In the early weeks, I was deliberating over whether I should focus on a more theoretical project that applied dynamical systems theory to the study of gene regulatory networks, or a more data-driven approach that worked with single-cell data. I presented this conundrum to James, who just looked at me and asked, “why not both?”

Were there any frustrating moments?

The original aim of the project was to take existing protocols and computational methods and apply them to our system and our questions. The final product of the project was a study of why existing protocols and computational methods did not work, and the development of improved methods that did. This should be indication enough that there were frustrating moments aplenty!

If you took one abiding memory with you from your PhD, what would it be?

One moment that stands out is analysing the data from our first successful pilot of the homemade single-cell protocol. It was a simple pilot with unremarkable samples, but seeing that the experiment worked, seeing the expected cell types appear and genes being expressed in the right place came with a huge sense of excitement, almost a feeling of disbelief that this crazy, painful protocol was actually working.

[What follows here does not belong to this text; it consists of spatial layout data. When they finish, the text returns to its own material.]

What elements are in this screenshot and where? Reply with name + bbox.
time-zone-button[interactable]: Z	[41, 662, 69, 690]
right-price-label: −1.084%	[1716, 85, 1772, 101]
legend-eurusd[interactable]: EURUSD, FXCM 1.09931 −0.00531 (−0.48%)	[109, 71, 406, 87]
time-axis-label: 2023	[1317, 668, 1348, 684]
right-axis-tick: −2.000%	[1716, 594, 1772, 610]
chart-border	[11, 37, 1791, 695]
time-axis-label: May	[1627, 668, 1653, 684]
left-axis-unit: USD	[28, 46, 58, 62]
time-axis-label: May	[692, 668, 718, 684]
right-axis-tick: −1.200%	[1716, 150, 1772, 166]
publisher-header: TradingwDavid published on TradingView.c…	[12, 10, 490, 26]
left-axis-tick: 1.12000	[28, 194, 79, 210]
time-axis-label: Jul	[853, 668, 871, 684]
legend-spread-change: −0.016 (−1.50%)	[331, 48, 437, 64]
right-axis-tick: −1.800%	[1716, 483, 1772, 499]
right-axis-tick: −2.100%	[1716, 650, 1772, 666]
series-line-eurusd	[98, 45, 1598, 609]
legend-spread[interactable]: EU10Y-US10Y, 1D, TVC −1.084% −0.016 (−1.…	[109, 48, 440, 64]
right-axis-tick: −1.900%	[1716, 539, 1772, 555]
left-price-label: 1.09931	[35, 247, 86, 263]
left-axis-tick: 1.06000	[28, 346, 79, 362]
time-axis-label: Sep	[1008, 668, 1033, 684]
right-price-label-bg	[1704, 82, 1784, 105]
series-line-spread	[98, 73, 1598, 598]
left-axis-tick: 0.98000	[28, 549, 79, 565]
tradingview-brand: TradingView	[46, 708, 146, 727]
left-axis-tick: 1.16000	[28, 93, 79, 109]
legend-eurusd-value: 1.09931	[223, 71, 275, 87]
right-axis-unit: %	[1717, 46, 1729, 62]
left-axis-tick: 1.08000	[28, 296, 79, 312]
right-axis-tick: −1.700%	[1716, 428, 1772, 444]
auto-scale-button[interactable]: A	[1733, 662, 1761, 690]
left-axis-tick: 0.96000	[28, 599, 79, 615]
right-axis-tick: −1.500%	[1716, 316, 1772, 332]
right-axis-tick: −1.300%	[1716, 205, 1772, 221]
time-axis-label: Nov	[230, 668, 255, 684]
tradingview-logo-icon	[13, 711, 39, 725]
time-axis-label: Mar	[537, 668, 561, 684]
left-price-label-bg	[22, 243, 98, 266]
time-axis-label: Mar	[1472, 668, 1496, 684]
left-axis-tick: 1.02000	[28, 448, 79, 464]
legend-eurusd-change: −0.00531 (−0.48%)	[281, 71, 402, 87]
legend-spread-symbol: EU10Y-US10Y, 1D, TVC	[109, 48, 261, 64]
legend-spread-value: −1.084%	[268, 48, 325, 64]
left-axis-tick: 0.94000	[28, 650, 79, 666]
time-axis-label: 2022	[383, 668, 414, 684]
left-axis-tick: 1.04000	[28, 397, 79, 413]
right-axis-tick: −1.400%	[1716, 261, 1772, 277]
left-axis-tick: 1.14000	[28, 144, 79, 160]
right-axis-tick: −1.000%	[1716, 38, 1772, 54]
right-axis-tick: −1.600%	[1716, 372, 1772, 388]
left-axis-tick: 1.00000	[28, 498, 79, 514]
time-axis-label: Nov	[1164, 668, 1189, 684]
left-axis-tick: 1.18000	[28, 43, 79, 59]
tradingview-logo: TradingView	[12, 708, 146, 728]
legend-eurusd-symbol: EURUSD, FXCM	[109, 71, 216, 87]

Did you work on other projects during your PhD?

I sporadically got distracted and detoured, but the real exploration came at the end of the thesis, with exciting off-shoot projects that are still on-going!

What have you been working on since you completed your PhD? What’s next for you?

Towards the end of the PhD and afterwards, I started some very fun projects where we increased the throughput and affordability of the sequencing pipeline by an order of magnitude or two. In this way, we were able to massively increase the sophistication of our experimental designs, allowing us to map the function of developmental gene regulatory networks from input signals to output cell fates. Now, I’ve joined EMBL EBI and the Sanger Institute as an ESPOD postdoctoral fellow, where my postdoctoral project will be a fun mix of synthetic and systems biology, engineering cells to understand their decision making!

What techniques or areas in developmental biology excite you the most?

We’re really very good at measuring things in developmental biology. We’re creating datasets with millions of observations, tens of thousands of variables across multiple ‘modalities.’ We’re getting pretty good at perturbing things too: approaches to knockout genes, introduce mutations or alter enhancers at the scale of thousands of knockouts/mutations/alterations at a time hold a lot of promise. But we’re not so good at distilling these thousand-dimensional perturbational datasets into clear understanding.

Our brains are not thousand-dimensional. Our vision is 3D; our working attention can hold onto four things at once. To understand, rather than just observe developmental biology, we need to create intuitive, mechanistic representations of these complex systems that can actually fit into our minds.

Many people are excited about the application of AI in biology. For me, the exciting prospect is that the neural networks in AI models are really useful for learning abstract functions. This means if we want to take a thousand-dimensional dataset, abstract away all the details and just learn four key parameters of our choosing, AI is a pretty good tool for that. Neural network models can learn abstract representations of datasets that can be flexibly constrained by biological information/inductive biases, depending on the specific biological question.

So, the most exciting area of developmental biology for me is the study of emergent properties; dynamic properties of a system that are only apparent when considering the system as a whole, rather than examining the system’s individual components. If we can identify the key emergent properties of a gene regulatory system, can we use AI-driven approaches to model these key properties, such that we can build a simple, intuitive understanding of developmental systems and their many thousands of observable dimensions?

Outside of the lab, what do you like to do?

My ideal day off would involve a swim in a pond in the morning, a few hours reading an overlarge book in the afternoon, and a jaunt down to the pub in the evening.